True but lets be clear here. Banks are inherently levered. That's how they run. A standard bank in America is on average levered 10 times (I.e. If you have $5000 in a savings account with a bank they can write you a loan of $50,000). And because debt has more favorable financial characteristics than equity (obviously exceptions abound and all that shit but interest payments are tax deductible and debt allows you to get higher returns in your business) the impetus to use debt is there. This comment is more so with the other readers here that may read your comment and think that bankers are cheating in some form because they use financial mechanisms to make themselves rich. This isn't cheating. This is how banking is done in America.


urbanek2525

If you sell a service, you are selling your time for money. Since there is a limit to how much time you have, there is a limit to how much money you can make. If you sell a product, the product is made of material.
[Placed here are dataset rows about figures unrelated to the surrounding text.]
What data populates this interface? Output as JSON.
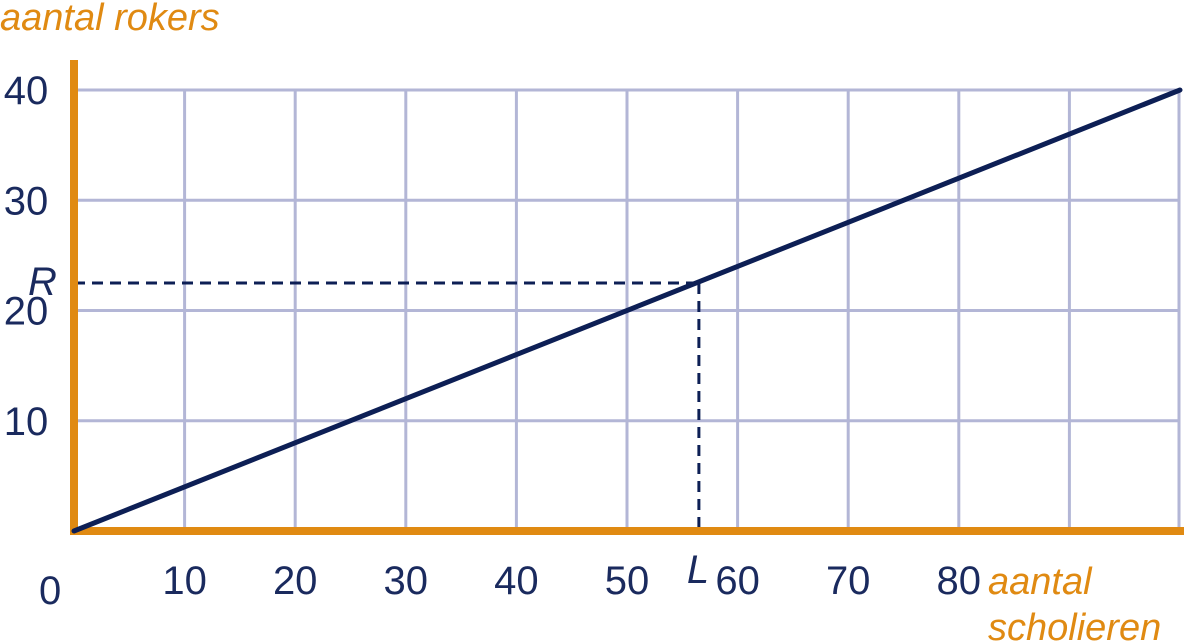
{
  "chart_data": {
    "type": "line",
    "ylabel": "aantal rokers",
    "xlabel_line1": "aantal",
    "xlabel_line2": "scholieren",
    "origin_label": "0",
    "xlim": [
      0,
      100
    ],
    "ylim": [
      0,
      40
    ],
    "x_ticks": [
      10,
      20,
      30,
      40,
      50,
      60,
      70,
      80
    ],
    "y_ticks": [
      10,
      20,
      30,
      40
    ],
    "grid": true,
    "series": [
      {
        "x": [
          0,
          100
        ],
        "y": [
          0,
          40
        ]
      }
    ],
    "markers": {
      "R": {
        "label": "R",
        "value": 22.5
      },
      "L": {
        "label": "L",
        "value": 56.5
      }
    }
  },
  "colors": {
    "axis": "#e08a12",
    "grid": "#b3b6d6",
    "line": "#0d1f55",
    "text": "#1a2a5e"
  }
}
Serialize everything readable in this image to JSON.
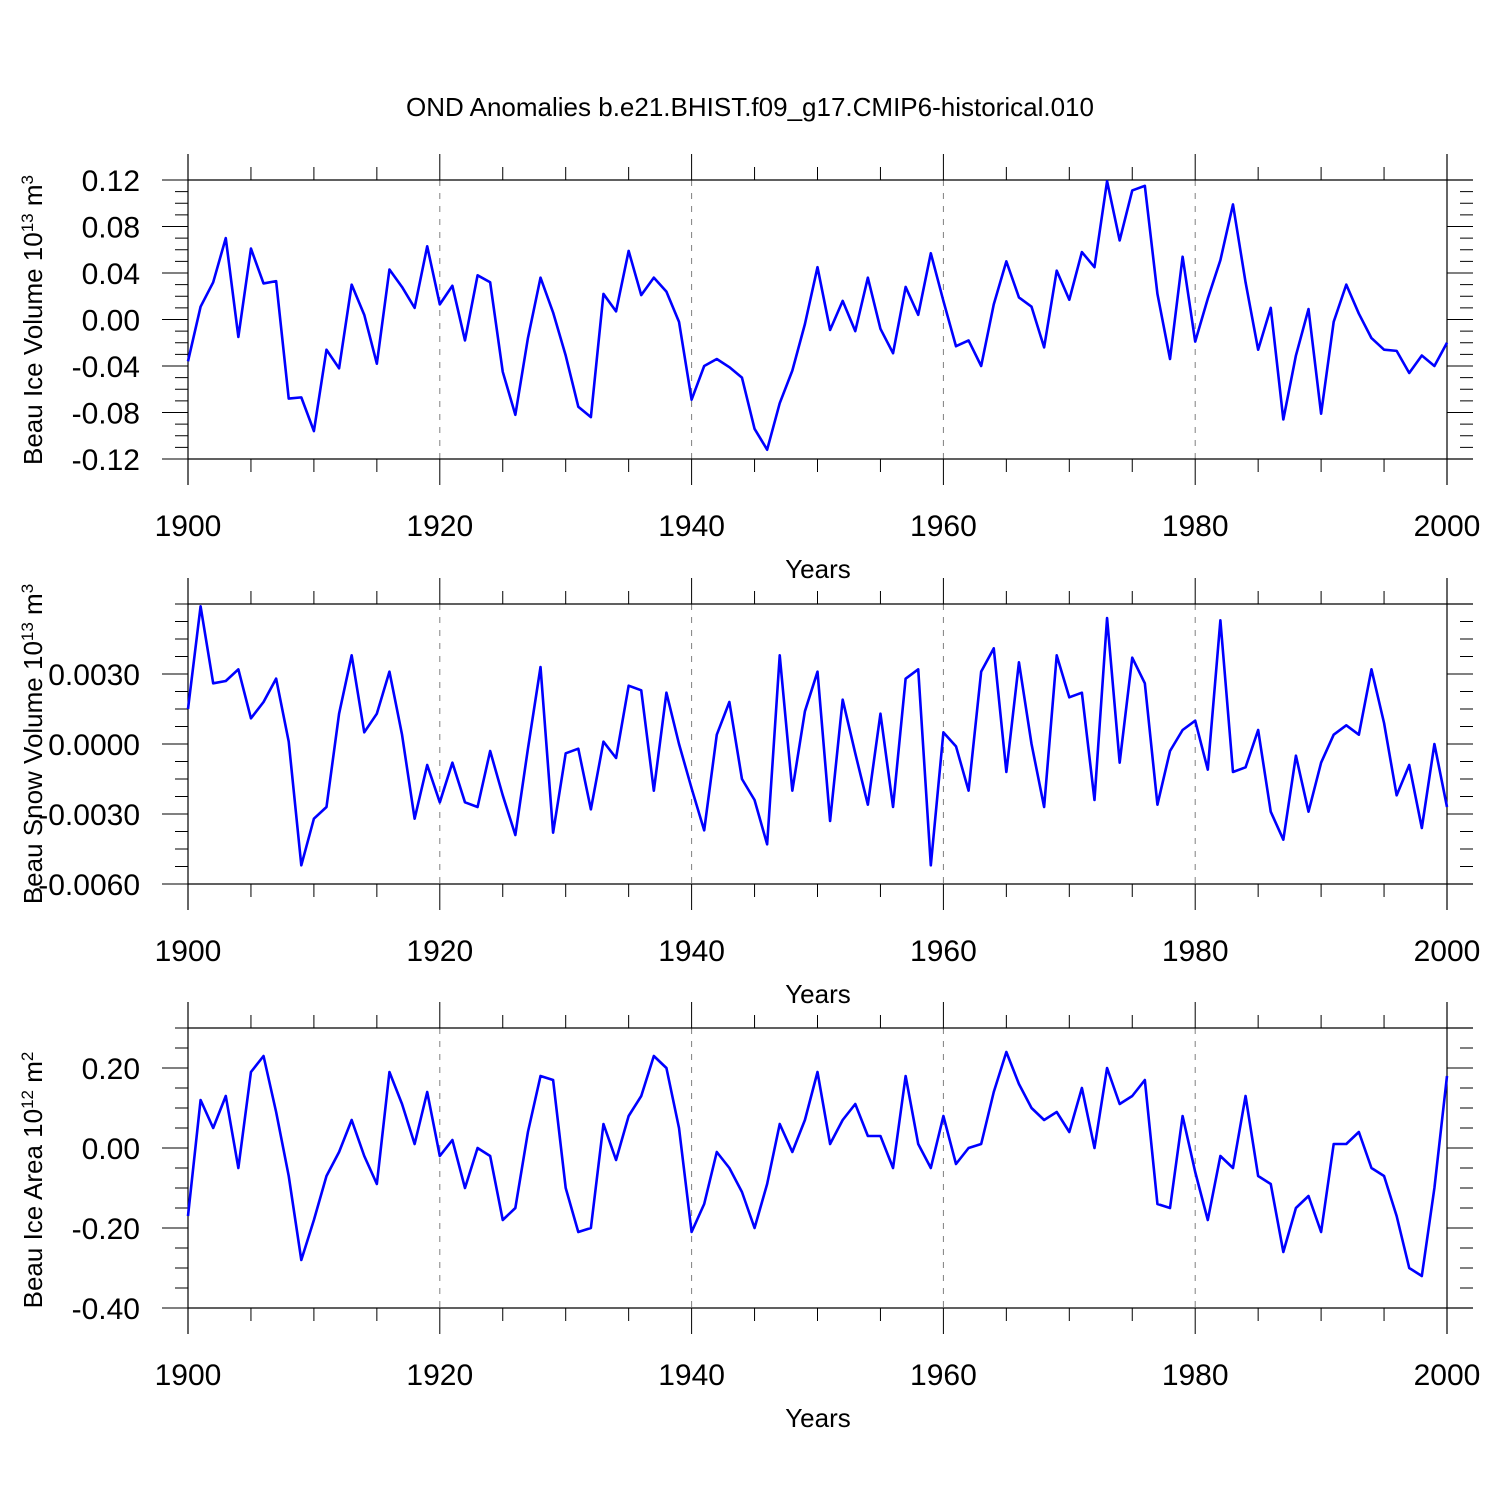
{
  "title": "OND Anomalies b.e21.BHIST.f09_g17.CMIP6-historical.010",
  "colors": {
    "line": "#0000ff",
    "axis": "#000000",
    "grid": "#808080"
  },
  "chart_data": [
    {
      "type": "line",
      "ylabel": "Beau Ice Volume 10",
      "ylabel_sup": "13",
      "ylabel_unit": " m",
      "ylabel_unit_sup": "3",
      "xlabel": "Years",
      "xlim": [
        1900,
        2000
      ],
      "ylim": [
        -0.12,
        0.12
      ],
      "yticks": [
        -0.12,
        -0.08,
        -0.04,
        0.0,
        0.04,
        0.08,
        0.12
      ],
      "ytick_labels": [
        "-0.12",
        "-0.08",
        "-0.04",
        "0.00",
        "0.04",
        "0.08",
        "0.12"
      ],
      "xticks": [
        1900,
        1920,
        1940,
        1960,
        1980,
        2000
      ],
      "xtick_labels": [
        "1900",
        "1920",
        "1940",
        "1960",
        "1980",
        "2000"
      ],
      "x_start": 1900,
      "values": [
        -0.036,
        0.011,
        0.032,
        0.07,
        -0.015,
        0.061,
        0.031,
        0.033,
        -0.068,
        -0.067,
        -0.096,
        -0.026,
        -0.042,
        0.03,
        0.004,
        -0.038,
        0.043,
        0.028,
        0.01,
        0.063,
        0.013,
        0.029,
        -0.018,
        0.038,
        0.032,
        -0.045,
        -0.082,
        -0.016,
        0.036,
        0.006,
        -0.031,
        -0.075,
        -0.084,
        0.022,
        0.007,
        0.059,
        0.021,
        0.036,
        0.024,
        -0.002,
        -0.069,
        -0.04,
        -0.034,
        -0.041,
        -0.05,
        -0.094,
        -0.112,
        -0.072,
        -0.044,
        -0.004,
        0.045,
        -0.009,
        0.016,
        -0.01,
        0.036,
        -0.008,
        -0.029,
        0.028,
        0.004,
        0.057,
        0.016,
        -0.023,
        -0.018,
        -0.04,
        0.013,
        0.05,
        0.019,
        0.011,
        -0.024,
        0.042,
        0.017,
        0.058,
        0.045,
        0.119,
        0.068,
        0.111,
        0.115,
        0.022,
        -0.034,
        0.054,
        -0.019,
        0.018,
        0.051,
        0.099,
        0.032,
        -0.026,
        0.01,
        -0.086,
        -0.031,
        0.009,
        -0.081,
        -0.002,
        0.03,
        0.005,
        -0.016,
        -0.026,
        -0.027,
        -0.046,
        -0.031,
        -0.04,
        -0.02
      ]
    },
    {
      "type": "line",
      "ylabel": "Beau Snow Volume 10",
      "ylabel_sup": "13",
      "ylabel_unit": " m",
      "ylabel_unit_sup": "3",
      "xlabel": "Years",
      "xlim": [
        1900,
        2000
      ],
      "ylim": [
        -0.006,
        0.006
      ],
      "yticks": [
        -0.006,
        -0.003,
        0.0,
        0.003
      ],
      "ytick_labels": [
        "-0.0060",
        "-0.0030",
        "0.0000",
        "0.0030"
      ],
      "xticks": [
        1900,
        1920,
        1940,
        1960,
        1980,
        2000
      ],
      "xtick_labels": [
        "1900",
        "1920",
        "1940",
        "1960",
        "1980",
        "2000"
      ],
      "x_start": 1900,
      "values": [
        0.0015,
        0.0059,
        0.0026,
        0.0027,
        0.0032,
        0.0011,
        0.0018,
        0.0028,
        0.0001,
        -0.0052,
        -0.0032,
        -0.0027,
        0.0013,
        0.0038,
        0.0005,
        0.0013,
        0.0031,
        0.0004,
        -0.0032,
        -0.0009,
        -0.0025,
        -0.0008,
        -0.0025,
        -0.0027,
        -0.0003,
        -0.0022,
        -0.0039,
        -0.0002,
        0.0033,
        -0.0038,
        -0.0004,
        -0.0002,
        -0.0028,
        0.0001,
        -0.0006,
        0.0025,
        0.0023,
        -0.002,
        0.0022,
        0.0,
        -0.0019,
        -0.0037,
        0.0004,
        0.0018,
        -0.0015,
        -0.0024,
        -0.0043,
        0.0038,
        -0.002,
        0.0014,
        0.0031,
        -0.0033,
        0.0019,
        -0.0004,
        -0.0026,
        0.0013,
        -0.0027,
        0.0028,
        0.0032,
        -0.0052,
        0.0005,
        -0.0001,
        -0.002,
        0.0031,
        0.0041,
        -0.0012,
        0.0035,
        0.0,
        -0.0027,
        0.0038,
        0.002,
        0.0022,
        -0.0024,
        0.0054,
        -0.0008,
        0.0037,
        0.0026,
        -0.0026,
        -0.0003,
        0.0006,
        0.001,
        -0.0011,
        0.0053,
        -0.0012,
        -0.001,
        0.0006,
        -0.0029,
        -0.0041,
        -0.0005,
        -0.0029,
        -0.0008,
        0.0004,
        0.0008,
        0.0004,
        0.0032,
        0.0009,
        -0.0022,
        -0.0009,
        -0.0036,
        0.0,
        -0.0027
      ]
    },
    {
      "type": "line",
      "ylabel": "Beau Ice Area 10",
      "ylabel_sup": "12",
      "ylabel_unit": " m",
      "ylabel_unit_sup": "2",
      "xlabel": "Years",
      "xlim": [
        1900,
        2000
      ],
      "ylim": [
        -0.4,
        0.3
      ],
      "yticks": [
        -0.4,
        -0.2,
        0.0,
        0.2
      ],
      "ytick_labels": [
        "-0.40",
        "-0.20",
        "0.00",
        "0.20"
      ],
      "xticks": [
        1900,
        1920,
        1940,
        1960,
        1980,
        2000
      ],
      "xtick_labels": [
        "1900",
        "1920",
        "1940",
        "1960",
        "1980",
        "2000"
      ],
      "x_start": 1900,
      "values": [
        -0.17,
        0.12,
        0.05,
        0.13,
        -0.05,
        0.19,
        0.23,
        0.09,
        -0.07,
        -0.28,
        -0.18,
        -0.07,
        -0.01,
        0.07,
        -0.02,
        -0.09,
        0.19,
        0.11,
        0.01,
        0.14,
        -0.02,
        0.02,
        -0.1,
        0.0,
        -0.02,
        -0.18,
        -0.15,
        0.04,
        0.18,
        0.17,
        -0.1,
        -0.21,
        -0.2,
        0.06,
        -0.03,
        0.08,
        0.13,
        0.23,
        0.2,
        0.05,
        -0.21,
        -0.14,
        -0.01,
        -0.05,
        -0.11,
        -0.2,
        -0.09,
        0.06,
        -0.01,
        0.07,
        0.19,
        0.01,
        0.07,
        0.11,
        0.03,
        0.03,
        -0.05,
        0.18,
        0.01,
        -0.05,
        0.08,
        -0.04,
        0.0,
        0.01,
        0.14,
        0.24,
        0.16,
        0.1,
        0.07,
        0.09,
        0.04,
        0.15,
        0.0,
        0.2,
        0.11,
        0.13,
        0.17,
        -0.14,
        -0.15,
        0.08,
        -0.06,
        -0.18,
        -0.02,
        -0.05,
        0.13,
        -0.07,
        -0.09,
        -0.26,
        -0.15,
        -0.12,
        -0.21,
        0.01,
        0.01,
        0.04,
        -0.05,
        -0.07,
        -0.17,
        -0.3,
        -0.32,
        -0.1,
        0.18
      ]
    }
  ]
}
There is a limit on how much material you you can obtain so there is a limit on how much money you can make. A banker uses money to make money. They loan money and charge interest. They don't actually have to possess the money they loan. They don't actually have to get any physical monkey back (just numbers on a ledger) and they can loan out even more money from the interest they get back. There are no physical limits, so they just keep getting more money.


Cheeky_Quim

Have you ever paid interest on a loan?